A: One of my biggest downfalls before coming up with the 16-8 system/IF was late night hunger. The best solution was the simplest one, which meant eating a lot more before bedtime. Irrational fear of fat gain, much a consequence of the don’t-eat-carbs-after-x pm-bullshit-myth, held me back from doing it in the past. I did my reading, figured out there wasn’t much to it, and decided to try a different approach. Finally got lean as hell eating big in the evening, sometimes way past midnight. Lesson learned. Hope that answered your question (hint: a big fat no).

Catabolic cardio?

Q: Is there any way to perform cardio in a way that limits its catabolic effects? Is their any benefit to doing submaximal intervals vs. steady state?

A: The type of cardio that has the least impact on your recovery capabilities/gym performance will be the least “catabolic”. If your conditioning is not adequate, don’t play around too much with HIIT. Go with low impact cardio performed for duration rather than intensity if you want to play it safe, and if metabolic conditioning is of a lesser priority than fat loss.

Sodium and weight loss

Q: When I used to have to cut weight for wrestling I would eliminate sodium content about 3 days prior and see a nice drop. Also, drinking about a gallon of distilled water always makes me eliminate a lot of water retention(yes more than just chugging tap water)… purely anecdotal I realize and of course that might just be for the lack of sodium in distilled water. Any truth to this?
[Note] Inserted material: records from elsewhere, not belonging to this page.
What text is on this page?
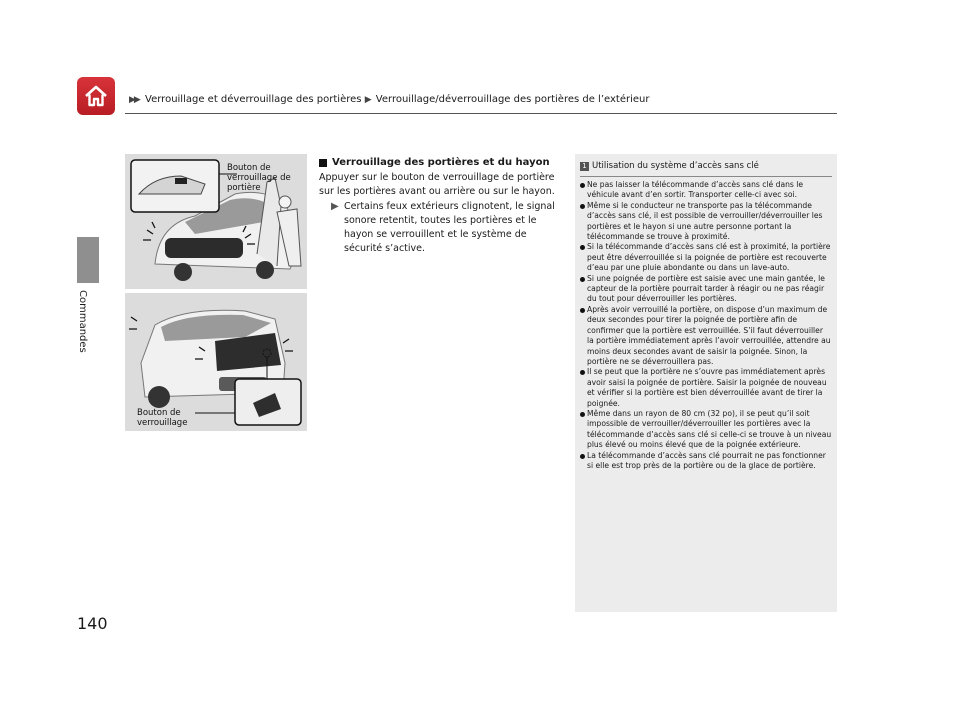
▶▶ Verrouillage et déverrouillage des portières ▶ Verrouillage/déverrouillage des portières de l’extérieur
Commandes
Bouton de verrouillage de portière
Bouton de verrouillage
Verrouillage des portières et du hayon

Appuyer sur le bouton de verrouillage de portière sur les portières avant ou arrière ou sur le hayon.

▶ Certains feux extérieurs clignotent, le signal sonore retentit, toutes les portières et le hayon se verrouillent et le système de sécurité s’active.
1 Utilisation du système d’accès sans clé
Ne pas laisser la télécommande d’accès sans clé dans le véhicule avant d’en sortir. Transporter celle-ci avec soi.
Même si le conducteur ne transporte pas la télécommande d’accès sans clé, il est possible de verrouiller/déverrouiller les portières et le hayon si une autre personne portant la télécommande se trouve à proximité.
Si la télécommande d’accès sans clé est à proximité, la portière peut être déverrouillée si la poignée de portière est recouverte d’eau par une pluie abondante ou dans un lave-auto.
Si une poignée de portière est saisie avec une main gantée, le capteur de la portière pourrait tarder à réagir ou ne pas réagir du tout pour déverrouiller les portières.
Après avoir verrouillé la portière, on dispose d’un maximum de deux secondes pour tirer la poignée de portière afin de confirmer que la portière est verrouillée. S’il faut déverrouiller la portière immédiatement après l’avoir verrouillée, attendre au moins deux secondes avant de saisir la poignée. Sinon, la portière ne se déverrouillera pas.
Il se peut que la portière ne s’ouvre pas immédiatement après avoir saisi la poignée de portière. Saisir la poignée de nouveau et vérifier si la portière est bien déverrouillée avant de tirer la poignée.
Même dans un rayon de 80 cm (32 po), il se peut qu’il soit impossible de verrouiller/déverrouiller les portières avec la télécommande d’accès sans clé si celle-ci se trouve à un niveau plus élevé ou moins élevé que de la poignée extérieure.
La télécommande d’accès sans clé pourrait ne pas fonctionner si elle est trop près de la portière ou de la glace de portière.
140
A: Yes, cutting sodium, or rather reducing it compared to your daily baseline intake, will cause you to shed water. Reduce sodium for a day and odds are you’ll wake up a little lighter – but you’ll bounce back on day 3, since this only works in the very short term. The hormones regulating water balance adapts rapidly (and you need to reduce sodium further to drop more water). And you’re right on the other claim, as tap water usually contains (very) small amounts of sodium.

Fat loading

Q: Basically, we all know about carb-loading. This author promotes fat loading of 12-24 hrs, saying it will jack up the enzymes involved with burning fat. Drop the dietary fat back down low, and the enzymes will remain high for several days, helping to increase the rate at which body fat is burned. Thoughts?

A: Let’s see

  1. IMTG stores are extremely small vs glycogen stores
  2. dietary fat has much less of an impact on leptin vs carbs
  3. excess dietary fat gets stored efficently as adipose tissue vs carbs

Yeah, sounds like a great concept. Like carb loading, without any of the benefits.

Lyle McDonald chimed in:

Everything I”ve seen shows that the increase in fat use for fuel has everything to do with reducing carbs and nothing to do with increasing dietary fat per se.

Consider that the body will shift to using fat for fuel under the following conditions

  1. lowcarb/ketogenic diet
  2. protein sparing modified fast
  3. complete starvation

What’s the commonality? The lack of carbs. NOT the presence of dietary fat.

The bottom line is this, ingestion of dietary fat has very little impact on the body’s use of fat for fuel and this has been shown endlessly.

EFA and growth hormone

Q: I was arguing with my friend regarding this issue. He stated that EFA (Essential Fatty Acids) slowed down the release of GH (Growth Hormone), however, i disagreed with him. We had this bet over it and i was wondering whats the truth behind this?

A: Eating anything affects basal levels of GH. Starve and you’ll have high basal GH all the time. However, diet does not interfere with the nocturnal and the two daily pulses (though they are augmented with fasting). I am unaware of anything specifically related to EFA* and it’s probably bullshit, as I have looked into this quite a bit.

* I would expect EFAs to affect GH no differentely than any other fatty acid, which is by lowering it.